Quid pro quo harassment occurs where a person such as an owner, employer, supervisor, member of management or co-employee, influences or attempts to influence an employee’s employment circumstances (for example engagement, promotion, training, discipline, dismissal, salary increments or other benefits) by coercing or attempting to coerce an employee to surrender to sexual advances.

In order for the plaintiff to succeed in her claim of automatically unfair dismissal, she had to produce sufficient evidence to raise a credible possibility that an automatically unfair dismissal had taken place; that is, that the employer had subjected her to quid pro quo harassment, and that this was the proximate cause of her dismissal.

The plaintiff’s version was that the main, dominant and proximate cause of her dismissal was predicated on the fact that she initiated grievance proceedings against Greeff regarding his conduct towards her.

Had she not lodged a grievance concerning Greeff, Pioneer Fishing would not have instituted disciplinary proceedings against her.

She argued that the disciplinary action against her was punishment as a result of her having raised concerns about Greef’s hostile conduct towards her, which arose after the romantic relationship between the two of them ended.

Pioneer Fishing argued that the plaintiff’s case had two fundamental issues:

  • the plaintiff had accepted that at no stage had Greef subjected her to any sexual harassment; and
  • even if it assumed, albeit incorrectly, that the company made common cause with Greeff against her, there was no evidence that it had done so in support of conduct amounting to sexual harassment. Furthermore, she had agreed that it was not unreasonable for the CEO to have instituted disciplinary action against her following the investigator’s report.

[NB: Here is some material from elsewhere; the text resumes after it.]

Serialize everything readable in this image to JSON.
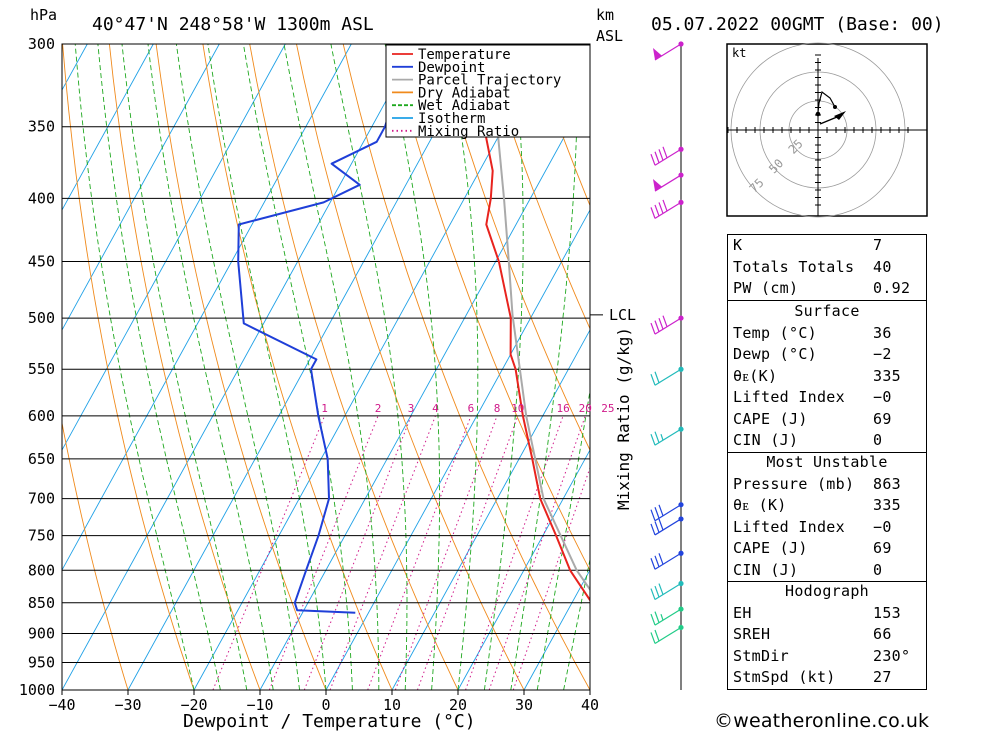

The court found that there were no allegations of sexual harassment made by the plaintiff against Greef, let alone of a quid pro quo nature. The facts of this case could hardly be further removed from the type of quid pro quo sexual harassment cases exemplified by the Gaga and Makoti cases the plaintiff referred to.

A striking feature of this case was that it was Greeff who initiated the end of the relationship and there were later communications from him trying to curtail communications after hours.

There was no evidence that he then sought to revive the relationship at a later stage, but was rebuffed by the plaintiff, leading to him vindictively accusing her of misconduct as an act of retribution for fobbing him off.

The Labour Court concluded that the plaintiff did not make out even a prima facie case of sexual harassment and the claim was dismissed.

Key takeaways

The case illustrates that while the Harassment Code must be considered in matters relating to section 60 of the EEA, the application thereof cannot be interpreted as extending the scope of the EEA. Accordingly, an employer’s vicarious liability under section 60 of the EEA is limited to employees and not those persons listed in the Harassment Code.

In respect of automatically unfair dismissals in terms of section 187(1)(f) of the LRA, it is important that the employee is able to establish a causal link between the dismissal and the employer’s unfair discrimination against them, whether directly or indirectly, and this can also apply in respect of conduct perpetrated by contractors.

Despite the above, employers should be aware that employees may choose to bring a delictual claim in circumstances where the alleged perpetrator of harassment is an independent contractor or any other third party who is not employed by the employer.

It is therefore important for employers to take all reasonable steps to ensure that employees are protected against all forms of harassment in the workplace, including harassment that may be perpetrated by third parties.